CPU の動きを理解できたら,今度はもっと本格的な運用を考えたコンピュータを理解します。これには,MCU(マイコン)を使うのがとても良いと思う。個人的にお勧めなのが,AVR という 8bit マイコンです。日本では,PIC という多機能なマイコンも有名だけれども,メモリ構成が特殊なので(バンクを使ってメモリを切り替えないといけない),リニアなメモリ配置で取り扱いが簡単な AVR を勧めます。AVR については,このサイトでも少し取り扱いました(最近はいぢってないけど)。

もう少し余裕があるなら,8bit の AVR から,16bit の H8 や SH2 なんかのマイコンをいじってみてもいいと思います。

少しマイコンに慣れたら,ゲームボーイやゲームボーイアドバンスを分解していぢってもいい。前者は Z80(いわゆるゼッパチ),後者は ARM 系 MCU を使っていて,どちらも運用実績があるので,これらの MCU が実際にどのように使われているか,よく理解できると思います。

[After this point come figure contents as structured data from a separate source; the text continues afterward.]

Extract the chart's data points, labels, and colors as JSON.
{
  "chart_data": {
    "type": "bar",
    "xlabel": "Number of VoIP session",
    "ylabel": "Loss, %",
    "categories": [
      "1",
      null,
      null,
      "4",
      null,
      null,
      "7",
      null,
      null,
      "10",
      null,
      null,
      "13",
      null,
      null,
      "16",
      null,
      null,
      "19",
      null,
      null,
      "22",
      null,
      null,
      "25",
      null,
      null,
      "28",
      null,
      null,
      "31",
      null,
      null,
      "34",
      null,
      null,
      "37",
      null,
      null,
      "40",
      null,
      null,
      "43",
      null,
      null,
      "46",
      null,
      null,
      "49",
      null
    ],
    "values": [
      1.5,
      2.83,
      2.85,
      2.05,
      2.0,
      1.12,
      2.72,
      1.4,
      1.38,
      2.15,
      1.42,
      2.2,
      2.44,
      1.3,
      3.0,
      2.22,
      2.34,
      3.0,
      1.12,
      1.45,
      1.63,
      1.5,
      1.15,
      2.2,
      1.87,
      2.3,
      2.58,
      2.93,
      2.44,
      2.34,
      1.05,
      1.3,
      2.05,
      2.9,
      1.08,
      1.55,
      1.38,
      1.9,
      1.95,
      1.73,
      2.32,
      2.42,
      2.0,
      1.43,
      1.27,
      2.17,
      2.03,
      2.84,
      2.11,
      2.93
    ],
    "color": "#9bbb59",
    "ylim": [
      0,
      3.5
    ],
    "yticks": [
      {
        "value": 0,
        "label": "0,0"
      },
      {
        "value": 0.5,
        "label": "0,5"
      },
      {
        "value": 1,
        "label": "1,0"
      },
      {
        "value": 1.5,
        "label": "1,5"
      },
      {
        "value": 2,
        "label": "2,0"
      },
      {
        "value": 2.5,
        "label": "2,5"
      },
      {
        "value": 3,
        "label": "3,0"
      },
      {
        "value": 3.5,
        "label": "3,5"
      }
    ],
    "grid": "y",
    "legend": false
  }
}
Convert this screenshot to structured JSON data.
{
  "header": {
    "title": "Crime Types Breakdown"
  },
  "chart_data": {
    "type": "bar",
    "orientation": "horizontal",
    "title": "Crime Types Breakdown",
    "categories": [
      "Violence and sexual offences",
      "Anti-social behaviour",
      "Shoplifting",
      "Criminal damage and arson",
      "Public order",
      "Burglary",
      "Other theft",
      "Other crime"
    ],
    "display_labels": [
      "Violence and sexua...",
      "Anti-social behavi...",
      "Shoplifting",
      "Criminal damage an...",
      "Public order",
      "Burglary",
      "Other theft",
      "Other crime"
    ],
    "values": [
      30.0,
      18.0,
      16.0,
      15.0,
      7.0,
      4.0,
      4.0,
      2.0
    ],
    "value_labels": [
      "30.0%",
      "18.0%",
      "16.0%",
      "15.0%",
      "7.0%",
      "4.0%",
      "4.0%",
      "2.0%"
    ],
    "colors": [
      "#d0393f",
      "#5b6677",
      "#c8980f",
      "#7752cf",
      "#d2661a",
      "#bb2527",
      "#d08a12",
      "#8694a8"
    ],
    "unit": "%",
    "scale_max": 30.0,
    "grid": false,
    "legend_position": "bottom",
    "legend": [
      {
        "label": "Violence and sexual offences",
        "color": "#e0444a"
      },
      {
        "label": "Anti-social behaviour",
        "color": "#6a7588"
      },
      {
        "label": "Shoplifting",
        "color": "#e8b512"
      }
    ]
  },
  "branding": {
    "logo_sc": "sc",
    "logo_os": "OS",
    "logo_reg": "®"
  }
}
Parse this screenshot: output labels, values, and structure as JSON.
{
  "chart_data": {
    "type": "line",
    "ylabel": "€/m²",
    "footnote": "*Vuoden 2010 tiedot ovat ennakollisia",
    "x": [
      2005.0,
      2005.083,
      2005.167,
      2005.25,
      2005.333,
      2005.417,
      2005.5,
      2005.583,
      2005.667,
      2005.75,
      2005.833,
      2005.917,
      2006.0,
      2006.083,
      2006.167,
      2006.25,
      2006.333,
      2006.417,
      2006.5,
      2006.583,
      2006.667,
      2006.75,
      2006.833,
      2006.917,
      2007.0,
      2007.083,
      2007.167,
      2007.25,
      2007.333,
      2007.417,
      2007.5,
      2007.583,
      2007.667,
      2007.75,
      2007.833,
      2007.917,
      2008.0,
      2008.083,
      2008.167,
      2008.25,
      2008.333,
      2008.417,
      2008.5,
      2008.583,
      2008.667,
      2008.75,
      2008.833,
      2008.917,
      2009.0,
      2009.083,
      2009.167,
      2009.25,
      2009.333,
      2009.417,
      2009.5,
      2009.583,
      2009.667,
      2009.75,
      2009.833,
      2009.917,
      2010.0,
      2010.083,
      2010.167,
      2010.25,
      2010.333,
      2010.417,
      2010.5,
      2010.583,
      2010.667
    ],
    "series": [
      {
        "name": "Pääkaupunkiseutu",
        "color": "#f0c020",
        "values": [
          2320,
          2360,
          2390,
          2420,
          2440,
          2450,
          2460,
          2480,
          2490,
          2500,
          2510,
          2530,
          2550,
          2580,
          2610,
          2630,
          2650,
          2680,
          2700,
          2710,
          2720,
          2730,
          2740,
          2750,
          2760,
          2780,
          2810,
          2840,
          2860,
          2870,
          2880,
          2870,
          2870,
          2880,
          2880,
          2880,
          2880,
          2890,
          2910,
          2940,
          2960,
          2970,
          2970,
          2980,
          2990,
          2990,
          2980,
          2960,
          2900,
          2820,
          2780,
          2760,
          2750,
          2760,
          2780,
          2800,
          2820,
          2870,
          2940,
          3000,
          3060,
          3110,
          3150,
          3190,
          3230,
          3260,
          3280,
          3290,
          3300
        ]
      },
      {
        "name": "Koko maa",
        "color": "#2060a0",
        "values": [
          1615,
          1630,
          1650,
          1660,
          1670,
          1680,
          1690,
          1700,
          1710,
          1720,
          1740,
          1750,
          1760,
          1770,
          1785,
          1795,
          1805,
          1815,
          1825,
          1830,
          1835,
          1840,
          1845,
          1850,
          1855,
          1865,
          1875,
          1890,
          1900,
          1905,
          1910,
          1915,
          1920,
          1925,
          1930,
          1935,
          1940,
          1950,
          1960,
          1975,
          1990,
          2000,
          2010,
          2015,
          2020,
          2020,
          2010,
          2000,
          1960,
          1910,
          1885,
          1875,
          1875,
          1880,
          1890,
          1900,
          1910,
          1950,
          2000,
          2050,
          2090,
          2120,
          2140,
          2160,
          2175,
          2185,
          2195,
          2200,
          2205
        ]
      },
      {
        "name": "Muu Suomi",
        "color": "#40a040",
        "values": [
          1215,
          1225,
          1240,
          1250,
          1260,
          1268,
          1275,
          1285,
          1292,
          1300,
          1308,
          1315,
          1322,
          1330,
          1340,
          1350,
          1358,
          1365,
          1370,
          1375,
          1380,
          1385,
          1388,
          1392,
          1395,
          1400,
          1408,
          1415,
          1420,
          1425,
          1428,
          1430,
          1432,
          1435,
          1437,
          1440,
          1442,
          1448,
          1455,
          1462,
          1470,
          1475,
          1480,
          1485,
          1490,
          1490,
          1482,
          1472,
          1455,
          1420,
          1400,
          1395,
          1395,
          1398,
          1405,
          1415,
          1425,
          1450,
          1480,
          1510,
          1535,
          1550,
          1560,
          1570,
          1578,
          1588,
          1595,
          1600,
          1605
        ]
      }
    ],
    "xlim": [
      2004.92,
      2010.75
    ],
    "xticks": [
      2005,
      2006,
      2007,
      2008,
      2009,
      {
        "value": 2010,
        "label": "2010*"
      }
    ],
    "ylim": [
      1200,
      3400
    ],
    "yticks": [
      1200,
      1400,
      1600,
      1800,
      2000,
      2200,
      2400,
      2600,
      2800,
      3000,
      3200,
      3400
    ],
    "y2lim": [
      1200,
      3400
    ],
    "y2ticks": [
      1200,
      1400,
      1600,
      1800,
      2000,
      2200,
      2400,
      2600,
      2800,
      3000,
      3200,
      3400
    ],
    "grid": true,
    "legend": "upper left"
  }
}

ここらへんまで来ると,CPU から OS へ橋渡しの準備ができたことになります。AVR なり H8 なりに OS を乗せてみましょう。自分で作るのが一番勉強になるけれども,面倒だったら uLinux を乗せて遊んでみるといいと思います。実際にプロセスがどのように生成されるのかもよく分かるし,プロセスを生成する上で,どのようなリソースと手続きが必要なのかも,具体的に分かるはずです。

某氏に限らず,ソフトウェアプログラマには,ハードウェアばかりでなく OS すらもブラックボックスとして扱っている向きがいたりします。プログラミング言語の処理系(例えば Ruby 処理系とか JVM 処理系とか)以上のことは知らなくてもいいとか豪語している人もいる。それはそれで構わないんだけれども,そゆ人のできることはせいぜい限られているし,たまにとんでもなことをして(プロセスを大量にゴリゴリ作るとか)たりもする。

笑う前に一度やってみればいいのに,とか思うんだけれども,会社の業務でそこまでさせるわけにもいかないし。ま,伸びるか否かは,その人の好奇心次第なんだよなー……とか。